Deep understanding of lithium deposition mechanisms in lithium metal anode porous hosts by combining phase-field simulations with experimental verification

Abstract

The introduction of three-dimensional (3D) porous hosts for lithium (Li) stripping/plating has been proven to be one of the most promising strategies for suppressing Li dendrite growth and alleviating volume change on Li metal anodes, but the underlying mechanisms for Li deposition in 3D porous hosts still remain unclear. Herein, we illustrate the influential mechanisms of the pore structure and lithiophilicity on the Li deposition behavior within the 3D porous host through a combination of phase-field simulations and experimental investigation. The optimal pore structure and size are predicted by simulating the Li nucleation and growth processes, which are further experimentally verified. Furthermore, the effect of lithiophilicity on the electrochemical performance of the 3D porous host is clarified by constructing a lithiophilic structure model, and a Cu-Zn alloy host with better lithiophilicity is prepared to confirm the superior comprehensive properties.
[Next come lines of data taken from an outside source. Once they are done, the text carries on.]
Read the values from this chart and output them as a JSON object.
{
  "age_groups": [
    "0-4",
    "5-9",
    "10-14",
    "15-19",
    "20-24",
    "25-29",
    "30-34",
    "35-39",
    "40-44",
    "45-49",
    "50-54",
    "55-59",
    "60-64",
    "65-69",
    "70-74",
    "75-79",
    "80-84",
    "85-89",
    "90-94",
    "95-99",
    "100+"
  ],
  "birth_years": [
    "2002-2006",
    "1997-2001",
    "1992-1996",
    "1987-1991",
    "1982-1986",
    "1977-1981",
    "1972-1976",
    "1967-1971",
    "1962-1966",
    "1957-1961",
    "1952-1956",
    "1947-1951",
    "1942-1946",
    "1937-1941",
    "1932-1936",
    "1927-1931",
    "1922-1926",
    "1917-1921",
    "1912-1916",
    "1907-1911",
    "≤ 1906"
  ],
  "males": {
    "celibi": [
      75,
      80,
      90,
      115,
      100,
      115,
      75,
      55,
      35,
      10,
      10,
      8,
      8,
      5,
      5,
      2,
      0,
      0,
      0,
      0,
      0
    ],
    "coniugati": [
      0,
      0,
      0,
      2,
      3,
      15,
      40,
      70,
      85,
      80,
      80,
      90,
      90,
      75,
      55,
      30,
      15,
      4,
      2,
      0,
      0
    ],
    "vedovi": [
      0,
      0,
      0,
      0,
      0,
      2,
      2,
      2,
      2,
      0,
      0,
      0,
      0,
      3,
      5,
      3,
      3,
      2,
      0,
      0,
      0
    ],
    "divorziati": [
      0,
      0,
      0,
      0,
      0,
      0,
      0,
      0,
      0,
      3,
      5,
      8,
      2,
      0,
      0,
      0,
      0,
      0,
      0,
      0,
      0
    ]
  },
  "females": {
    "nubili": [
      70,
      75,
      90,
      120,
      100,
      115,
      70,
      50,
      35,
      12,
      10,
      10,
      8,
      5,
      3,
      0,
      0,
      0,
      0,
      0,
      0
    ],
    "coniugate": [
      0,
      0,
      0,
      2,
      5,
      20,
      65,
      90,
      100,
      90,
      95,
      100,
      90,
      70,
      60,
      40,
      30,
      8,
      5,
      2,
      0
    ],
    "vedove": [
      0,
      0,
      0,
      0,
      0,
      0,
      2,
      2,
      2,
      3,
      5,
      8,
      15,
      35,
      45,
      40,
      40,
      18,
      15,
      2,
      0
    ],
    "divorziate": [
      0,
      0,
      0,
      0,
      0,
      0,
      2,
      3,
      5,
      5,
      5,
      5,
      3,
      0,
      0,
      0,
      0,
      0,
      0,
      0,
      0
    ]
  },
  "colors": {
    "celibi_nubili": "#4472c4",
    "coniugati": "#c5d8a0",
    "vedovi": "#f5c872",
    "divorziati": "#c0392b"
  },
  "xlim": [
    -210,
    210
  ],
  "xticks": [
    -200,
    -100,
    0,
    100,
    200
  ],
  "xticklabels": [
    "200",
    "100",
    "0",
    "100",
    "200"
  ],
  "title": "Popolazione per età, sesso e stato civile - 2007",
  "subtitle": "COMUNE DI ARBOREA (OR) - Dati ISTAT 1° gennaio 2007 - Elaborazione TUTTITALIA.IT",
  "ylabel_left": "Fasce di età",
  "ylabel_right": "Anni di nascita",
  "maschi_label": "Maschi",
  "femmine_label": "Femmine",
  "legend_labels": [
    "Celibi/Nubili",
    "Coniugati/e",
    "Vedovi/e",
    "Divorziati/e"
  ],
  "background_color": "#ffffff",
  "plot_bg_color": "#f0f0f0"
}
Thus, the porous Cu-Zn alloy host with prestored Li (Cu-Zn@Li) presents excellent cycling stability up to 1600 hours at the current density of 1 mA cm−2 for 1 mAh cm−2. In practical occasions, Cu-Zn@Li|LFP full cell demonstrates excellent capacity retention with over 71% after 850 cycles at 0.5 C. The phase-field simulation has been demonstrated to provide deep understanding and valuable guidance for design and preparation of high-performance 3D porous current collectors for Li metal anodes.